Endle’s favorite thing to create is owls.
Endle started as a painter but transitioned to a new style after a meeting with Dale Chihuly. Endle was invited to show the glass artist her portfolio, “We had such a nice visit together!” she recalls. After the meeting he gave her a box of acrylic paints and packets of watercolor paper that he uses to sketch his ideas. The art supplies sat in the closet until Sept. 11, 2001 when Endle’s freelance opportunities disappeared.
“Sleepy Lion” by Kate Endle.
“I was depressed and needed to reinvent myself,” she said. “I remembered the supplies Chihuly had given me and started to paint tissue paper with the paints he had given me. I cut up the hand painted papers and glued them to the watercolor he had given me. I became addicted to the process and was able to create a completely new style for myself.”
The new board books, “Who Hoo Are You?” and “What Is Green?” came about after an editor from Sasquatch books saw Endle’s work at Habitude. “She emailed me asking me if I had any interest in board books,” Endle says. Coincidentally Endle had started on a book years earlier and stuck it on the shelf. “She helped in narrowing the focus to animals and smoothing out the rhyme and alliterations that accompany animal illustrations.” Endle tells us. “Both books are rendered in my collage style and include my signature patchwork border technique.”

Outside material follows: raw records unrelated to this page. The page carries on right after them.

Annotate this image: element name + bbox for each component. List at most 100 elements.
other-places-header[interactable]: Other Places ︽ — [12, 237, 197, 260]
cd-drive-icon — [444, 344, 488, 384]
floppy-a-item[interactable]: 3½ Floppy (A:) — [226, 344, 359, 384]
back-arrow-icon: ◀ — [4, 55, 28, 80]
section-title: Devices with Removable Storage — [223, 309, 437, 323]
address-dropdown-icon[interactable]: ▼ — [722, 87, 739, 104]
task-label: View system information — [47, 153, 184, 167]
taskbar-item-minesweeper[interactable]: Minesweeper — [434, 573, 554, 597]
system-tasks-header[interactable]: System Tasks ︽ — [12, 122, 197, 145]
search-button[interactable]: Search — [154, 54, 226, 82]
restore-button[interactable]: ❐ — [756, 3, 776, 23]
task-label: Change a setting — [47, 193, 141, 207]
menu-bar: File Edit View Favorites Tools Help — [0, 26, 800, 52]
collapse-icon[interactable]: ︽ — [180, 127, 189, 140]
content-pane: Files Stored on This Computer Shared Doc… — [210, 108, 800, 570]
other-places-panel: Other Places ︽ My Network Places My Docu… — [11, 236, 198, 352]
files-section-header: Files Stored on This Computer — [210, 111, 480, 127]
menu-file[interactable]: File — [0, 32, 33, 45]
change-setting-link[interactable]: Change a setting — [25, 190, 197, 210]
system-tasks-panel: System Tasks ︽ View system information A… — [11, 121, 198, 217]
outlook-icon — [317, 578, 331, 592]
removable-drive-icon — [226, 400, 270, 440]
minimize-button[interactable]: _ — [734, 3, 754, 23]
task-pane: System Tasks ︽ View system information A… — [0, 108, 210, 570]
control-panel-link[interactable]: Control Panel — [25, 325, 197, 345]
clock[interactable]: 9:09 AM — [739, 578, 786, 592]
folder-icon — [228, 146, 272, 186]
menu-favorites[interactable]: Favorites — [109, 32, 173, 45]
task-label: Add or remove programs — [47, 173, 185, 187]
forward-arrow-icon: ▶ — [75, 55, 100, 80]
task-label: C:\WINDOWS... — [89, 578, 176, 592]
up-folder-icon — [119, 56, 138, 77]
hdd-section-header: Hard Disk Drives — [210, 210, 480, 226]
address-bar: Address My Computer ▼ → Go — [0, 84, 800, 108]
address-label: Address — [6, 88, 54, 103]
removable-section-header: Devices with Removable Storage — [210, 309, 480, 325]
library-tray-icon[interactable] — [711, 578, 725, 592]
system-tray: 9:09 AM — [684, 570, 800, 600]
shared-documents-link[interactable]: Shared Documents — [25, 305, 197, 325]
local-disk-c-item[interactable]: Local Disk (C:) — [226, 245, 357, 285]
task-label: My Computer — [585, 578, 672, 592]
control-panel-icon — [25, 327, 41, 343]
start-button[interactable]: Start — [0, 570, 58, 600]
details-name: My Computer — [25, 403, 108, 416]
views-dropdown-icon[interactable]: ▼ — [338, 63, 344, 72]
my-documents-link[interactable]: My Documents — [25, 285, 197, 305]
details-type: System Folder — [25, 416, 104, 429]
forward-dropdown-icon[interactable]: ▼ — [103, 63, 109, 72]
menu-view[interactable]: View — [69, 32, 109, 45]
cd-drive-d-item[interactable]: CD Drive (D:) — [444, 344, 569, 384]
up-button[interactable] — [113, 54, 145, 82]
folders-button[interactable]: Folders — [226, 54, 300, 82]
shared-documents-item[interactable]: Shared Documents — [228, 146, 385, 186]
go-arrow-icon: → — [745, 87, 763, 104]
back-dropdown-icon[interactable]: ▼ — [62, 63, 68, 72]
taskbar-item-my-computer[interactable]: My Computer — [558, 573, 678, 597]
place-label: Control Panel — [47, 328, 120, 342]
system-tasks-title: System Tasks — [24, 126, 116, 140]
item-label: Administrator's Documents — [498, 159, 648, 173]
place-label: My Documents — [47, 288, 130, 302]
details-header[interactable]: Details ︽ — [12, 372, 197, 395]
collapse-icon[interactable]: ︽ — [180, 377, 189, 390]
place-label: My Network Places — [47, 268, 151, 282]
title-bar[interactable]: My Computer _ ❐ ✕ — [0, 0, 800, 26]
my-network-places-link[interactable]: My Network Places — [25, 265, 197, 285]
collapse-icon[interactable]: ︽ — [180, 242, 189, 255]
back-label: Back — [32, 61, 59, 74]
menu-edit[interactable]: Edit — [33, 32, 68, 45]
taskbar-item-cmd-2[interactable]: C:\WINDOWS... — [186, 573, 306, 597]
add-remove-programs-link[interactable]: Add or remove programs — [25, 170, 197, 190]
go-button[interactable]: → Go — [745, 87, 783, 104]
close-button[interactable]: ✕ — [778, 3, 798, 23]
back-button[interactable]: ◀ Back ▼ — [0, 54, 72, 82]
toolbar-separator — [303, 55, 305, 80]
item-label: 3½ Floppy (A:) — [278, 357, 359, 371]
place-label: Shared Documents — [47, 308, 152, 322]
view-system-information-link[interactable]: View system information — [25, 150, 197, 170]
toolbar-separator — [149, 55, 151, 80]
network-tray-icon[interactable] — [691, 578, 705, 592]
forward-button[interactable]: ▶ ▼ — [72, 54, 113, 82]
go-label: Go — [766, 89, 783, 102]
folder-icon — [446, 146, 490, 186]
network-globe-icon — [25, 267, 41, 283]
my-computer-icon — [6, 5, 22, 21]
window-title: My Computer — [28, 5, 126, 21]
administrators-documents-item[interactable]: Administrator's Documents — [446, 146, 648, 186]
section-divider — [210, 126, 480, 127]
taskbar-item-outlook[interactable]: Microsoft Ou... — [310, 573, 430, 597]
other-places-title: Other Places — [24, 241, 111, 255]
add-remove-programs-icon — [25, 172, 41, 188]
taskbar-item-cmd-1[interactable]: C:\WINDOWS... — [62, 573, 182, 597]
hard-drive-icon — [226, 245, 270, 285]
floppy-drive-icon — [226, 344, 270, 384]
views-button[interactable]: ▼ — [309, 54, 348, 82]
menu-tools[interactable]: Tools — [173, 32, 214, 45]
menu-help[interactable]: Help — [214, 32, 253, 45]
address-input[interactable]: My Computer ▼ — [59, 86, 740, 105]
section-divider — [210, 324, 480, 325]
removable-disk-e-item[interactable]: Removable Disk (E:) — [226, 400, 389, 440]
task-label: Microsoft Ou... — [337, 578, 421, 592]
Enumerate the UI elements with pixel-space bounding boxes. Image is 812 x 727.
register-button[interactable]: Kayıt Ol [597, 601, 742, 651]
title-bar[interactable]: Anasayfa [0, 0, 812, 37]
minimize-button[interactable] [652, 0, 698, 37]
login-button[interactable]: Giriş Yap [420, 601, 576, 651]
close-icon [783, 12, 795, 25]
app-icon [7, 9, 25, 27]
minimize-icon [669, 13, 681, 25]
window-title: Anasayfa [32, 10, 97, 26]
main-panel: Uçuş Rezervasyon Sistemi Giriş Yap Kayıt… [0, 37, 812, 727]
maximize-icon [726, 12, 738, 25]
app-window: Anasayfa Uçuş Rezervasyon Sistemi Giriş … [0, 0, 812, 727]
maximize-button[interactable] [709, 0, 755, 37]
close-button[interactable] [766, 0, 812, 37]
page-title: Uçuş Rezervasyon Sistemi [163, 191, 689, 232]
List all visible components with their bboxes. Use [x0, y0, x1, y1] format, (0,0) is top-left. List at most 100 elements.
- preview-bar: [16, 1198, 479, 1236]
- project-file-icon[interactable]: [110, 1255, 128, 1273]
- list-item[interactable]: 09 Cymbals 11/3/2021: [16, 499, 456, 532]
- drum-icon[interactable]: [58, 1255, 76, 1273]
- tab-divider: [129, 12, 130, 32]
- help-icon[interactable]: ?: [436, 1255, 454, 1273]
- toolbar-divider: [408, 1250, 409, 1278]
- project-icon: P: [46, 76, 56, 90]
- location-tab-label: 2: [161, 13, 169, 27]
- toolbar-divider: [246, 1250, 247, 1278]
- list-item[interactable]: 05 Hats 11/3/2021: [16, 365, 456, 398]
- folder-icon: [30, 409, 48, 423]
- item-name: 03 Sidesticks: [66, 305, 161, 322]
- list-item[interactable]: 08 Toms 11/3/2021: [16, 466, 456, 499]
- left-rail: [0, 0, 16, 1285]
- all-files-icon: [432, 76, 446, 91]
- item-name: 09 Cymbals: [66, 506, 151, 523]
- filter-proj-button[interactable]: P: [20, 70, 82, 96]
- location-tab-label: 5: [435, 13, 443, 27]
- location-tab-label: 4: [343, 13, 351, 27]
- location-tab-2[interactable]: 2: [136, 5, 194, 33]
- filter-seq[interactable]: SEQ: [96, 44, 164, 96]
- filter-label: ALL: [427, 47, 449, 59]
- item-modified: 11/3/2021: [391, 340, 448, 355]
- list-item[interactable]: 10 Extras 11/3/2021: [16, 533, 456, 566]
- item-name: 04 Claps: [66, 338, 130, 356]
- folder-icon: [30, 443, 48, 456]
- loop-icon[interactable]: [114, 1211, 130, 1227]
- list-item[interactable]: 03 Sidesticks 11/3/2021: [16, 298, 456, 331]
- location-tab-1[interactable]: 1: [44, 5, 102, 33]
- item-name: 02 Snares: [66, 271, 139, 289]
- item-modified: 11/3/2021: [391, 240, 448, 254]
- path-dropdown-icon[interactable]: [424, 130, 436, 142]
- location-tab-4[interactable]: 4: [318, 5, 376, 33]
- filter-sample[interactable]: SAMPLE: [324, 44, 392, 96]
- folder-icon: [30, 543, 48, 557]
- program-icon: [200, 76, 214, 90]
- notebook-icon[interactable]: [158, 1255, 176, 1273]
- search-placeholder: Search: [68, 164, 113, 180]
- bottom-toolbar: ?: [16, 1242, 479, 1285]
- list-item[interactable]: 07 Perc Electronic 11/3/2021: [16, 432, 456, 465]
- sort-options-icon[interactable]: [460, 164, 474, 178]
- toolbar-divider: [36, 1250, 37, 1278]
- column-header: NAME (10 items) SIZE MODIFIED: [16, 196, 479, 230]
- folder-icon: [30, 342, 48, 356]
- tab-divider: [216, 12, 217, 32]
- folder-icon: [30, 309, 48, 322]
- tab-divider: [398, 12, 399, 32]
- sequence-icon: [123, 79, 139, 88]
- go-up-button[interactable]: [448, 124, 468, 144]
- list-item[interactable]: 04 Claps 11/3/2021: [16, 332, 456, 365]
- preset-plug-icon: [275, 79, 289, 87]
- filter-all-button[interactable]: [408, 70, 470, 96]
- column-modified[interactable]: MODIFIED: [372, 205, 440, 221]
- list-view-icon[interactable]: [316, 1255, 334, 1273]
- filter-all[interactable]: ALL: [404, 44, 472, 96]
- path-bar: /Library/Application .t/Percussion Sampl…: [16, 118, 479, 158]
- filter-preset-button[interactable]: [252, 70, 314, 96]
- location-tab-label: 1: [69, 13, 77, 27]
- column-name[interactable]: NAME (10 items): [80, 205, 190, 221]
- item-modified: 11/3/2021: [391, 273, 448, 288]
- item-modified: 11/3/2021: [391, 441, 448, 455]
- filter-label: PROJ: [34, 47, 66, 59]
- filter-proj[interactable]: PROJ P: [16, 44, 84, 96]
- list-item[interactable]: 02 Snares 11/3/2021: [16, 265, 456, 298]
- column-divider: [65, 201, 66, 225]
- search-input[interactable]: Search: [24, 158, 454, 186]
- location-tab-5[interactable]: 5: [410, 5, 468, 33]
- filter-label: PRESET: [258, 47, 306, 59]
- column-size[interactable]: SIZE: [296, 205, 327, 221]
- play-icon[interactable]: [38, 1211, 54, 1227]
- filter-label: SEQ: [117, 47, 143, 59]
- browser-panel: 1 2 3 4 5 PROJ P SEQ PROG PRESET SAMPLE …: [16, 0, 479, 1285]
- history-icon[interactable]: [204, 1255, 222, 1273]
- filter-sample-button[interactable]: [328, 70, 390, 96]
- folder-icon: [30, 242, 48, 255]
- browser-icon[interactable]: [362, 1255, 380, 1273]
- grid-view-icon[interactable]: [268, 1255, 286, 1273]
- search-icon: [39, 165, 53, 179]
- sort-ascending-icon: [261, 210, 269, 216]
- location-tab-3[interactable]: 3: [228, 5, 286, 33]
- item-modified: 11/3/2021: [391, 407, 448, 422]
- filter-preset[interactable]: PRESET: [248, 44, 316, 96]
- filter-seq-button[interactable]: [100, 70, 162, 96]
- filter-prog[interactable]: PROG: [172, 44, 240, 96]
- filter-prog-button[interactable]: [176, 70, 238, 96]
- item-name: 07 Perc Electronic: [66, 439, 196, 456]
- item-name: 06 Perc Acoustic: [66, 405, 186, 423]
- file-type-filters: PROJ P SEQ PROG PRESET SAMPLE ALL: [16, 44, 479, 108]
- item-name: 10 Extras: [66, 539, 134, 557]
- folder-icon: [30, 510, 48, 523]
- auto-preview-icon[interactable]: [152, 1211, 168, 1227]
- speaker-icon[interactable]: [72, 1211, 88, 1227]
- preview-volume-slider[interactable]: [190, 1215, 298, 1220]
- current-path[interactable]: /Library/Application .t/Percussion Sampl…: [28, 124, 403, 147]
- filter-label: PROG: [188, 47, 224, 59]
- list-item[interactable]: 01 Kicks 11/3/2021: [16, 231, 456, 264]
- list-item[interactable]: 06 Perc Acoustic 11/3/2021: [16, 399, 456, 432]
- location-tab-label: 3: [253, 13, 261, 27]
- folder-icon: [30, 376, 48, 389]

Ballew’s music moved from rock to kiddie stuff under a new name, Caspar Babypants. He decided on Caspar, “To find a musical home that is sustainable as I settle down into a calmer life,” he says. Although The Presidents are still around (touring next week in Alaska), he loves his new role as a multi-generational musician. “I am always trying to make music that is timeless and not rooted to trends so the fact that the songs can span across age barriers is part of the result of that I think,” he says, “And when your baby gets big and wants rock and roll you can just transition to the Presidents!”
Caspar Babypants. Photo credit Gayland Maynard
If you’ve never heard Caspar Babypants, this is how Ballew describes the music: “It’s open and simple and acoustic and clear and funny and a little intricate and timeless and silly!” Ballew gets his inspiration from both his wife and his kids, “Some Caspar songs are bits that came from just sitting down with my son or daughter when they were little and improvising songs for them about how much I loved them.”
Both Endle and Ballew will be at Clover (5335 Ballard Ave. N.W.) this Saturday evening during the Ballard ArtWalk (.pdf map) from 7 to 9 p.m. Endle will be doing a signing and Ballew says, “I’m gonna do a wee solo show which is fun because anything could happen! and probably will.”